I could write a book about Bouton. Instead I decided to honor his passing on July 10th by remembering my day with him in 1985.
At that time, Bouton had exited baseball but reinvented himself as a successful entrepreneur.
Knowing that little kids idolized Big League ballplayers and mimicked their every action, Bouton developed Big League Chew.
BLC was an immediate hit with kids and parents alike. In essence, Bouton shred bubble gum into tiny strips that looked exactly like the chewing tobacco that was stuffed inside the cheek and gums of almost every player.
He also created MLB-quality baseball cards for kids that were included in Big League Chew packets. I had one made for my son right after he was born. It looked just like a real baseball card and, the flip side of Chris Cody’s BLC card, contained his vital stats (22 inches long. 18 pounds. Cried right handed. Projectile vomited out of the left said of his mouth, etc.). It became an immediate family keepsake.
Fast forwarding to my encounter with Bouton, he was searching for PR firms to publicize his runaway product and visited with us.
Meeting Bouton was beyond cool. I immediately cited mega sections of Ball Four to him, asked him to elaborate on the more salacious tales and generally sucked up big time to my idol.
Bouton told my boss he wouldn’t need to meet any other firms if I could be his day-to-day lead. Talk about a walk-off home run! I was in heaven.
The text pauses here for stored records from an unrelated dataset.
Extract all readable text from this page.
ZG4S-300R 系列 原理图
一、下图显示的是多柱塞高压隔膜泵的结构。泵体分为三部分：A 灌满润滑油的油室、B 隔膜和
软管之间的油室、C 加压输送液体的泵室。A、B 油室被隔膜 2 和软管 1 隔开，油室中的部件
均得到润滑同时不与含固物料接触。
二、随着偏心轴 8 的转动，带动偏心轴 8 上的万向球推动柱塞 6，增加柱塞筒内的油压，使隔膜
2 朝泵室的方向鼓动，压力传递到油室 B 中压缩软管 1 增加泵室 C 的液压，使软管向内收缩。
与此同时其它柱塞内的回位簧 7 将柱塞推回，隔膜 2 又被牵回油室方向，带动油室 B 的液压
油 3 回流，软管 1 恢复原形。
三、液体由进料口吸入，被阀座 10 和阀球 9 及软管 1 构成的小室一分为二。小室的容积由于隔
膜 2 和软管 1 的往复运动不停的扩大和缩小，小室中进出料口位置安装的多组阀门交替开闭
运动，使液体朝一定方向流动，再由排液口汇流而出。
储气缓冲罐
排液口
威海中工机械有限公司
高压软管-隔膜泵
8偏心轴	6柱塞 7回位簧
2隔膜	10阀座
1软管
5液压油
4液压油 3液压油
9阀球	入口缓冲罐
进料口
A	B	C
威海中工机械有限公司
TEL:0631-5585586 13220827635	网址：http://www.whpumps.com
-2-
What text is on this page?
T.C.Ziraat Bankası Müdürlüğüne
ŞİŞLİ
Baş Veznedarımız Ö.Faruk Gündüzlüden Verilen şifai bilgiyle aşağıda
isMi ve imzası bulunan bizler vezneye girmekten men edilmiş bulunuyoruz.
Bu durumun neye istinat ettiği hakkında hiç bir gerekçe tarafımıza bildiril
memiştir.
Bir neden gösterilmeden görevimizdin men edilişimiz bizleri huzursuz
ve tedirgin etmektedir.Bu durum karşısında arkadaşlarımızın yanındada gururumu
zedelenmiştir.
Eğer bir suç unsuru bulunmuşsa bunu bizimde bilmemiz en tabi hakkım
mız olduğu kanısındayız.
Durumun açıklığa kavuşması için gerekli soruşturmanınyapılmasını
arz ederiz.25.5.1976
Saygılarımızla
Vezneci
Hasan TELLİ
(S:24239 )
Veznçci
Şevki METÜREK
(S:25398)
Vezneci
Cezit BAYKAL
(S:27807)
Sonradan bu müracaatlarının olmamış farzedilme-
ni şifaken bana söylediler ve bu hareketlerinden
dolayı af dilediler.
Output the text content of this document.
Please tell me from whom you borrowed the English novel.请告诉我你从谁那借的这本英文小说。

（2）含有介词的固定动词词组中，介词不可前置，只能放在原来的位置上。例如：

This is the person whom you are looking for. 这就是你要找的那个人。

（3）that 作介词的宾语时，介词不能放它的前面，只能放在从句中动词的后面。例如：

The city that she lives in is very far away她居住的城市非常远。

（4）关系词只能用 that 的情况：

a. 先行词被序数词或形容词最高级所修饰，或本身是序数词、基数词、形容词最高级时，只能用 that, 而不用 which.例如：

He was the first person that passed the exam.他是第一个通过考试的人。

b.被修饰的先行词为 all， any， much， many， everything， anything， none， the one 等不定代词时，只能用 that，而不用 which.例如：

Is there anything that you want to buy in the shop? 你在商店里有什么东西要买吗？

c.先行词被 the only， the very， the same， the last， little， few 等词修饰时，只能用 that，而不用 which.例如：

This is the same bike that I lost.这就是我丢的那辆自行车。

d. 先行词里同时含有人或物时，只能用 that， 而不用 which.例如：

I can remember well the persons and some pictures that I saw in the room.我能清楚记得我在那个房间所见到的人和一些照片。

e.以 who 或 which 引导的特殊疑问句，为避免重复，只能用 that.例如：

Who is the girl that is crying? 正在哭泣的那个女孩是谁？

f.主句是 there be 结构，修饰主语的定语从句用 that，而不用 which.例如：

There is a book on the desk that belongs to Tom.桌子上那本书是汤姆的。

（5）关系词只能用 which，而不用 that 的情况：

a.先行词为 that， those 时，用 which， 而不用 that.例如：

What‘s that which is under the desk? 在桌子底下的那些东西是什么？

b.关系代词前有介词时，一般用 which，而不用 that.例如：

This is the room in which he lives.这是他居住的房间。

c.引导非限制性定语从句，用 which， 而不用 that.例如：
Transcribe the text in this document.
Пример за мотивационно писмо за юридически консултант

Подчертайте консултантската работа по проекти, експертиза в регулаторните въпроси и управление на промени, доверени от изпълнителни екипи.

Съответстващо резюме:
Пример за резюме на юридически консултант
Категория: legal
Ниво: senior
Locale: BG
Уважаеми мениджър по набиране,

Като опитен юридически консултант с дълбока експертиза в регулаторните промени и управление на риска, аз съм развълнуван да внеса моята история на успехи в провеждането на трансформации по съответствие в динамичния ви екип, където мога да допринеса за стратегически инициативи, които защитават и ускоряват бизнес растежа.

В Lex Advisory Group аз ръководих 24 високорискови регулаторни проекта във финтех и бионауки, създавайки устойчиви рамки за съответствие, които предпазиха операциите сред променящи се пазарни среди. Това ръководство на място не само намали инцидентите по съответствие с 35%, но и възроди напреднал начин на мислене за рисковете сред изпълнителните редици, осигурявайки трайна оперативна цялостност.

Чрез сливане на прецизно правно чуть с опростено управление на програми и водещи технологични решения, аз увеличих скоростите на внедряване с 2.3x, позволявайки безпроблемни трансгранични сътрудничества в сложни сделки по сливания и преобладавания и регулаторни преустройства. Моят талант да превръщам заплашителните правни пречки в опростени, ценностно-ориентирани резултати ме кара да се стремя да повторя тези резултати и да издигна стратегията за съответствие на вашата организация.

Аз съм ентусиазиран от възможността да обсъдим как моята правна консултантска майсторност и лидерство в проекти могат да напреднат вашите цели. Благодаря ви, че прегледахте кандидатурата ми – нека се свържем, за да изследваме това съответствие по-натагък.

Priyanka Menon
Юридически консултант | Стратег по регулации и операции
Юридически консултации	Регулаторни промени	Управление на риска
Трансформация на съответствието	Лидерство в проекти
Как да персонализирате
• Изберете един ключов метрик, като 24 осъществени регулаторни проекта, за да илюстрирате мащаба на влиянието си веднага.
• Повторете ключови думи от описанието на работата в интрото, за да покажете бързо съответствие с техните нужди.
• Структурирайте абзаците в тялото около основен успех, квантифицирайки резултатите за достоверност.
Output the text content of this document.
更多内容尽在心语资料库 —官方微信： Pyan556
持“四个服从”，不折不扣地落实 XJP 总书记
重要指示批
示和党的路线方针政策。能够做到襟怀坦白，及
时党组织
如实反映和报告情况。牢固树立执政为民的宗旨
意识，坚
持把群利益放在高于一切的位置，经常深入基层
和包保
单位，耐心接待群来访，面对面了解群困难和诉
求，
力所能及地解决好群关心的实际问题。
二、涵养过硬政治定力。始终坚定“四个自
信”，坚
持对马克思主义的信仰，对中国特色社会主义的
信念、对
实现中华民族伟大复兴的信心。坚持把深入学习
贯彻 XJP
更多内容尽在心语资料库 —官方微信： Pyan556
We had Bouton’s account for about six months and generated some decent publicity, but Big League Chew turned out to be a one-hit wonder. Sales dwindled, Bouton ended our relationship and we both went our separate ways.
I still treasure my personally signed edition of Ball Four.
As you’ll see, he signed it “Smoke ‘em inside.” That’s the advice one of his managers had provided to Bouton on how best to pitch to Frank Robinson, a future Hall of Famer, who was absolutely tearing up American League pitching in his 1969 MVP season.
Bouton’s manager, Joe Schultz, said of Robinson: “You can’t pitch him low, Jim. He’ll crush anything high and if one of your patented knuckle balls doesn’t knuckle, he’ll hit it 600 feet to dead center. Hell, smoke ‘em inside!”
Hilarious advice if you follow the sport.
I adored everything about Jim Bouton and, in my own way, tried to emulate a few of his irreverent approaches whenever I wrote about a profession that sometimes takes it far too seriously (that would be PR, btw).
In fact, I thought of Bouton a few years ago when I was being introduced as a guest lecturer at BU’s superb school of public relations. The professor, a longtime friend (and role model), said to his students, “I asked quite a few people to best describe Steve Cody in one word. Almost all said “iconoclast.” I dug that (and I’d like to think Bouton would have been proud of me for earning that sobriquet).
R.I.P. Bulldog and smoke ‘em inside!